The first half of the prophecy [by Sybil Trelawny] is:
“The one with the power to vanquish the Dark Lord approaches. born to those who have thrice defied him, born as the seventh month dies . and the Dark Lord will mark him as his equal, but he will have power the Dark Lord knows not”
The second half of the prophecy explains, I suggest, why Harry must die in book 7, so that Voldemort can be destroyed:
and either must die at the hand of the other for neither can live while the other survives . the one with the power to vanquish the Dark Lord will be born as the seventh month dies.
“[N]either can live while the other survives.” On the face of it, the statement is absurd. Voldemort and Harry are both alive, and both survive, simultaneously. We tend to think of “live” and “survive” as synonyms. Yet if the two words are synonyms, the prophecy is incorrect.

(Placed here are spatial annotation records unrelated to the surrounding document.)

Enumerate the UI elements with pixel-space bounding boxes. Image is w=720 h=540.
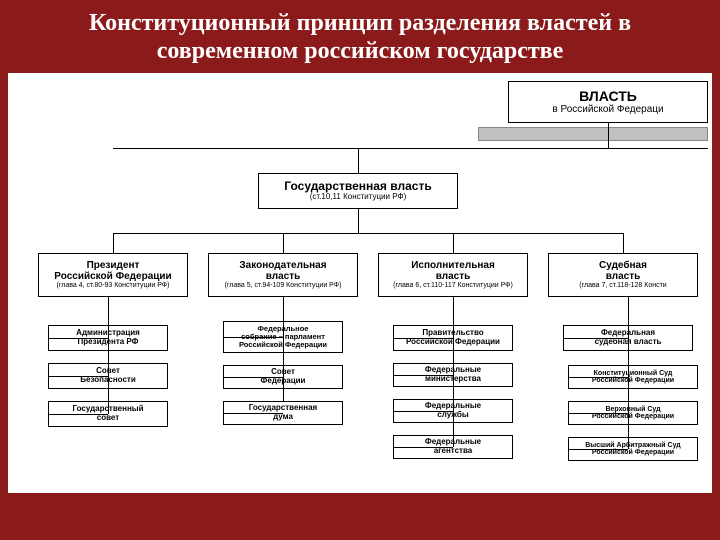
connector-line [393, 447, 453, 448]
connector-line [223, 377, 283, 378]
connector-line [283, 233, 284, 253]
connector-line [113, 233, 114, 253]
node-subtitle: в Российской Федераци [512, 104, 704, 115]
node-president: Президент Российской Федерации(глава 4, … [38, 253, 188, 297]
node-title: ВЛАСТЬ [512, 89, 704, 104]
connector-line [453, 297, 454, 447]
connector-line [453, 233, 454, 253]
connector-line [108, 297, 109, 414]
node-gov: Государственная власть(ст.10,11 Конститу… [258, 173, 458, 209]
decorative-shadow [478, 127, 708, 141]
connector-line [283, 297, 284, 401]
connector-line [223, 413, 283, 414]
connector-line [393, 338, 453, 339]
connector-line [113, 233, 623, 234]
connector-line [563, 338, 628, 339]
connector-line [358, 148, 359, 173]
node-legislative: Законодательная власть(глава 5, ст.94-10… [208, 253, 358, 297]
slide-title: Конституционный принцип разделения власт… [0, 0, 720, 73]
node-executive: Исполнительная власть(глава 6, ст.110-11… [378, 253, 528, 297]
node-root: ВЛАСТЬв Российской Федераци [508, 81, 708, 123]
connector-line [568, 449, 628, 450]
connector-line [608, 123, 609, 148]
connector-line [358, 209, 359, 233]
connector-line [113, 148, 708, 149]
connector-line [223, 337, 283, 338]
connector-line [393, 411, 453, 412]
connector-line [48, 376, 108, 377]
node-subtitle: (глава 4, ст.80-93 Конституции РФ) [42, 282, 184, 290]
connector-line [568, 413, 628, 414]
connector-line [628, 297, 629, 449]
node-title: Исполнительная власть [382, 260, 524, 282]
org-chart: ВЛАСТЬв Российской Федераци Государственн… [8, 73, 712, 493]
node-title: Судебная власть [552, 260, 694, 282]
node-subtitle: (глава 5, ст.94-109 Конституции РФ) [212, 282, 354, 290]
connector-line [48, 338, 108, 339]
connector-line [48, 414, 108, 415]
node-title: Законодательная власть [212, 260, 354, 282]
connector-line [623, 233, 624, 253]
node-title: Президент Российской Федерации [42, 260, 184, 282]
node-subtitle: (глава 7, ст.118-128 Консти [552, 282, 694, 290]
connector-line [393, 375, 453, 376]
node-subtitle: (глава 6, ст.110-117 Конституции РФ) [382, 282, 524, 290]
node-judicial: Судебная власть(глава 7, ст.118-128 Конс… [548, 253, 698, 297]
node-subtitle: (ст.10,11 Конституции РФ) [262, 193, 454, 202]
connector-line [568, 377, 628, 378]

It could be argued, if a person is not mortal, he is in a sense not truly living. The immortal creatures (that is, creatures which survive endlessly) which we have seen are ghosts and inferni. Each of them survives, yet neither of them lives.
Thus, as long as Harry survives, Voldemort is not mortal. Accordingly, Voldemort is, in a sense, not living. And perhaps, in some as-yet unknown way, Harry is immortal as long as Voldemort survives. . . .
The reason that Harry must die in order that Voldemort may “live” (as a mortal) rather than “survive” (as a deathless immortal) is that the final Horcrux is contained within Harry himself. . . .
“I am sure he was intending to make his final Horcrux with your death,” Dumbledore explained to Harry. (506).
But Voldemort’s death/Horcrux spell on baby Harry went terribly wrong, and blasted Voldemort’s body out of existence. Yet maybe Voldemort did, unbeknownst to himself, create that final Horcrux: in Harry Potter himself. The lightning bolt scar on Harry’s forehead is clearly more than a wound from the attack, since we know it magically links Harry and Voldemort. Could it also be the final Horcrux? And so for Voldemort to be destroyed with finality, Harry himself must die too.
Perhaps there’s some way to destroy only the Horcrux, without killing Harry. But from what we’ve seen so far, in order to destroy a Horcrux, such as the one contained in Tom Riddle’s diary, one must destroy the Horcrux-carrier too. (The Letters of Marque blog by Michigan Law student Heidi Bond contains an extensive discussion of the “Harry has a Horcrux” theory.)
For fans of the series, Kopel’s detailed analysis of clues in the prior books is quite interesting.